On 18th November England, Wales and Northern Ireland will celebrate the sixth anniversary of the repeal of Clause 28 of the Local Government Act 1988 (the clause had been repealed some three earlier in Scotland). The amendment to the Local Government act ordered that a local authority “shall not intentionally promote homosexuality or publish material with the intention of promoting homosexuality” or “promote the teaching in any maintained school of the acceptability of homosexuality as a pretended family relationship”. The passing of the legislation had led to huge angry protests, including the invasion of the BBC studious by a group of protesters during the broadcasting of the national news.
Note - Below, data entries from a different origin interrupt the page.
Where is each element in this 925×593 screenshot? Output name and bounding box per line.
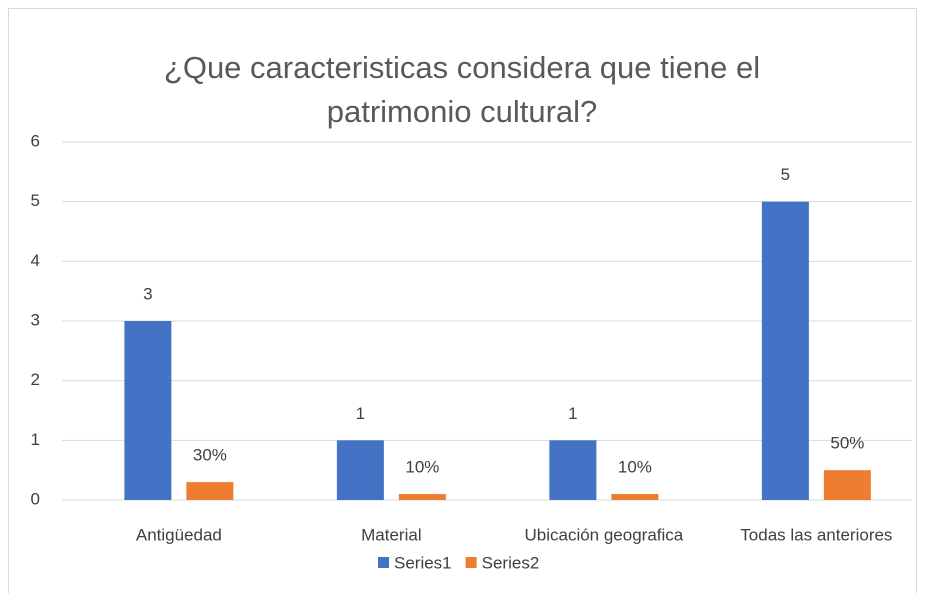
data-label: 1: [568, 404, 577, 423]
bar: [549, 440, 597, 500]
data-label: 1: [356, 404, 365, 423]
bar: [398, 494, 446, 500]
x-tick-label: Material: [361, 525, 421, 544]
data-label: 3: [143, 284, 152, 303]
y-tick-label: 1: [31, 430, 40, 449]
y-tick-label: 3: [31, 310, 40, 329]
data-label: 50%: [830, 434, 864, 453]
data-label: 10%: [405, 458, 439, 477]
legend-swatch: [378, 557, 389, 568]
y-tick-label: 2: [31, 370, 40, 389]
data-label: 30%: [193, 446, 227, 465]
y-tick-label: 6: [31, 131, 40, 150]
data-label: 5: [781, 165, 790, 184]
chart-title: ¿Que caracteristicas considera que tiene…: [163, 50, 761, 129]
legend-swatch: [465, 557, 477, 568]
y-tick-label: 4: [31, 251, 40, 270]
x-tick-label: Todas las anteriores: [740, 525, 892, 544]
x-tick-label: Antigüedad: [136, 525, 222, 544]
bar: [761, 201, 809, 500]
legend-label: Series1: [394, 553, 452, 572]
y-tick-label: 5: [31, 191, 40, 210]
bar: [336, 440, 384, 500]
bar: [124, 321, 172, 500]
x-tick-label: Ubicación geografica: [524, 525, 683, 544]
bar: [823, 470, 871, 500]
y-tick-label: 0: [31, 489, 40, 508]
legend-label: Series2: [482, 553, 540, 572]
chart-border: [8, 8, 917, 593]
bar: [186, 482, 234, 500]
data-label: 10%: [618, 458, 652, 477]
bar: [611, 494, 659, 500]
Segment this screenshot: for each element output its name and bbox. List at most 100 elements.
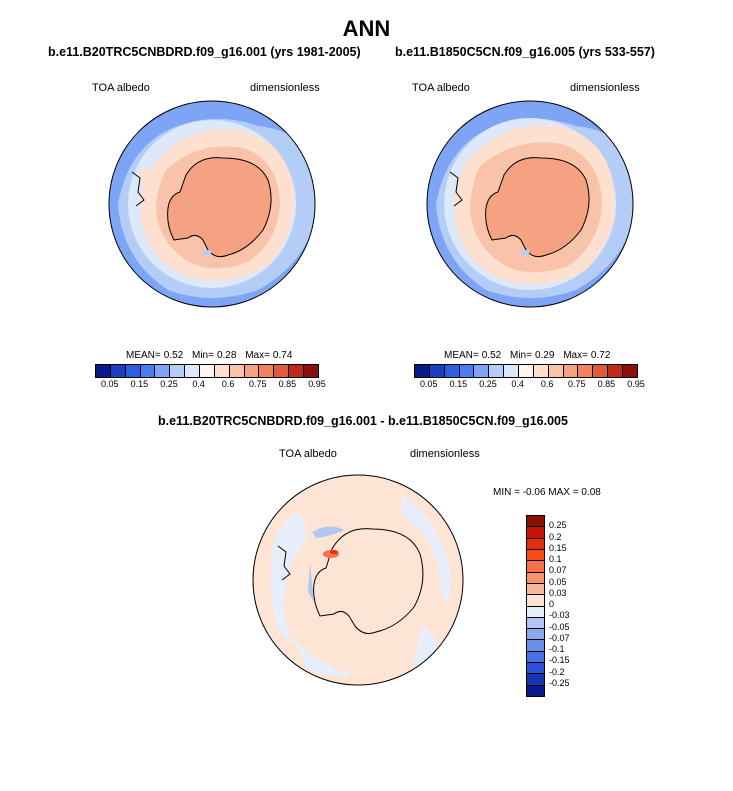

The rightwing backlash against gay and lesbian rights and the rights of local authorities to support gay and lesbian constituents and raise awareness about gay and lesbian issues took, as its focus, an innocuous book appearing in a local school library. Jenny Lives with Eric and Martin was a simple story of a girl and her relationship with her father and his male lover. The book appeared with hundreds of similar books featuring heterosexual relationships but rightwing commentators felt that local authorities were using taxpayers’ money to undermine the traditional family. Clearly, they felt that the “natural” family could be so undermined by the mere existence of one solitary book amidst a sea of heterosexist propaganda.
Certainly, well before its repeal the legislation was seen as redundant, nevertheless, the repeal of clause 28 represented a symbolic victory for progressive forces within British society. What concerns us, however, is that books of the nature of Jenny Lives with Eric and Martin are still missing from library shelves around the UK, in particular, and the world in general. Imagine the outcry, and people would be quite correct to do so, if children’s’ books did not portray children of different ethnicities or single parent families or deal with problems of divorce. The absence of such literature only adds to the stigma and prejudice experienced by children whose families don’t fit neatly in with the mythical tight uncomplicated white protestant nuclear family.
And of course, clause 28 still operates in English Language Teaching. This is not to say that celebrity gays and lesbians do not appear in TEFL books but always in a de-humanised manner. They are never (or extremely rarely) represented with their partners or children. We at Marxist TEFL say it is time to end this censorship.